Affaire Mis et Thiennot : "un soulagement énorme" pour leurs proches, après un combat judiciaire de plus de 70 ans
"C'est un soulagement énorme, d'autant qu'honnêtement, je ne m'y attendais pas". Thierry, le fils de Gabriel Thiennot, se bat depuis 40 ans pour faire innocenter son père et il ne croyait plus beaucoup en la justice. La décision est tombée jeudi 5 octobre : la Cour de révision est saisie du dossier Raymond Mis et Gabriel Thiennot. La septième requête en révision déposée par leurs proches leur permet enfin d'espérer qu'à titre posthume, les deux hommes soient innocentés. Ils ont tous les deux été condamnés pour le meurtre d'un garde-chasse, après avoir avoué sous la torture, avant de se rétracter.
"La première pensée va à mon père, c'est une certitude. Pour lui, c'était le combat de sa vie. La première chose que je vais faire, c'est aller au cimetière et lui dire 'bon, on est rendus à l'avant-dernière étape'", souffle Thierry Thiennot. Cette avant-dernière étape se présente avec un changement de taille : les aveux de Mis et Thiénnot ne sont plus dans la procédure, parce qu'ils ont été obtenus sous la torture.
"Des coupables idéaux"
"On était au lendemain de la Libération, il y avait un commissaire de police qui était connu pour avoir des pratiques extrêmement violentes et pour avoir soutenu le régime de Vichy, explique Pierre-Emmanuel Blard, l'un des avocats de leur comité de soutien. Raymond Mis et Gabriel Thiennot qui étaient deux jeunes, l'un communiste, l'autre résistant très connu dans le département. Ils étaient, pardonnez-moi l'expression, des coupables idéaux".

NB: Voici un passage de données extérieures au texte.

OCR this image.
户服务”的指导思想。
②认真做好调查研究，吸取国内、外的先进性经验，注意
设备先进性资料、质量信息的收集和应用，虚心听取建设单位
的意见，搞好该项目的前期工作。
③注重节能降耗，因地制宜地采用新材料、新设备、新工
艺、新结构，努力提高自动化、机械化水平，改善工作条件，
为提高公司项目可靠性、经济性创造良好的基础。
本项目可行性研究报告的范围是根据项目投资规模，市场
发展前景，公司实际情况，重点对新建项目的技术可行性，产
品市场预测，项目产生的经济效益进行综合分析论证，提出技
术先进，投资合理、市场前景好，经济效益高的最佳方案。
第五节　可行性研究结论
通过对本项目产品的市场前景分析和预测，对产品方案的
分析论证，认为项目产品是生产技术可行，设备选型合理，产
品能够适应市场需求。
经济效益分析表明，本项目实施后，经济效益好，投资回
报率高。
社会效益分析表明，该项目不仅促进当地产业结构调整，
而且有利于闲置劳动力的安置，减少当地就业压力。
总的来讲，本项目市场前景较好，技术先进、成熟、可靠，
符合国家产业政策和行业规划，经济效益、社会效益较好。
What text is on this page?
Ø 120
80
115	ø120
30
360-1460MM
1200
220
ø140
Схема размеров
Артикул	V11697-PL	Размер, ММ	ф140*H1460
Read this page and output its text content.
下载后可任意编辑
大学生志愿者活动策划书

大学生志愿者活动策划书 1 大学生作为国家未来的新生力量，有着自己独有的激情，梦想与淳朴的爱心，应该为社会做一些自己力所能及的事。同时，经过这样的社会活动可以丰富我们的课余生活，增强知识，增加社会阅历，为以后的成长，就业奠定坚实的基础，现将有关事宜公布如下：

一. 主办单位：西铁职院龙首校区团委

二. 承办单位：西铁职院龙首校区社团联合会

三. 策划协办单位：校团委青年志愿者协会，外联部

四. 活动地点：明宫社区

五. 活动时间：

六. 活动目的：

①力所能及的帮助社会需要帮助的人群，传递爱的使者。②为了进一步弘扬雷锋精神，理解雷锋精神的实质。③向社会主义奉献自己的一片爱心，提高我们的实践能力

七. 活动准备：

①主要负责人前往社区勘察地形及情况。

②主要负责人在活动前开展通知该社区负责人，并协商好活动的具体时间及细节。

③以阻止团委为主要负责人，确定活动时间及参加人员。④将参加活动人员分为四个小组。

L'affaire démarre juste après la Seconde guerre mondiale, au milieu des étangs de la Brenne dans l'Indre. Le corps du garde-chasse Louis Boistard est découvert le 29 décembre 1946. Il a été tué de quatre coups de fusils. Trouver les coupables, devient une urgence : 14 chasseurs sont arrêtés. Parmi eux, Raymond Mis, fils de polonais, et Gabriel Thiennot, issu d'une famille pauvre.
"On était à genoux, sur une règle en fer, tout nu pendant des heures entières. Il fallait tenir le plus longtemps possible et quand on s'écroulait, on nous mettait des seaux d'eau sur la figure."
Gabriel Thiennot, lors d'une interview à la télévision
Raymond Mis et Gabriel Thiennot sont retenus à l'intérieur de la mairie de Mézières-en-Brenne. Personne ne voit rien mais dans la ville, on entend "les cris de douleur". Après huit jours de tortures, les deux hommes d'à peine 20 ans signent des aveux, avant de se rétracter, très vite, et trop tard : ils sont condamnés à 15 ans de travaux forcés.
"On n'oubliera jamais, jusqu'à la mort"
Raymond Mis et Gabriel Thiennot, seront finalement graciés, par le président René Coty en 1954, après avoir purgé la moitié de leur peine. Leur libération signe également le début d'un long combat pour faire reconnaître leur innocence. "Ça nous est arrivé qu'on nous dise 'il faudrait oublier tout ça', mais ce n'est pas possible, on n'oubliera jamais, jusqu'à la mort", ont-ils témoigné plus tard, avant de décéder.
Les années passent, les requêtes de révision pour faire rejuger l'affaire aussi. Les deux hommes décèdent, mais leurs familles poursuivent la lutte. Finalement, un amendement soumis au Sénat il y a deux ans, par l'actuel garde des Sceaux Eric Dupont-Moretti, change tout. Il a été adopté. L'affaire a été renvoyée jeudi vers la Cour de révision. La veuve de Gabriel Thiennot n'espère désormais qu'une chose, comme elle l'a expliqué dans une interview : "Aller sur sa tombe et lui dire 'voilà, t'es reconnu innocent par tout le monde'".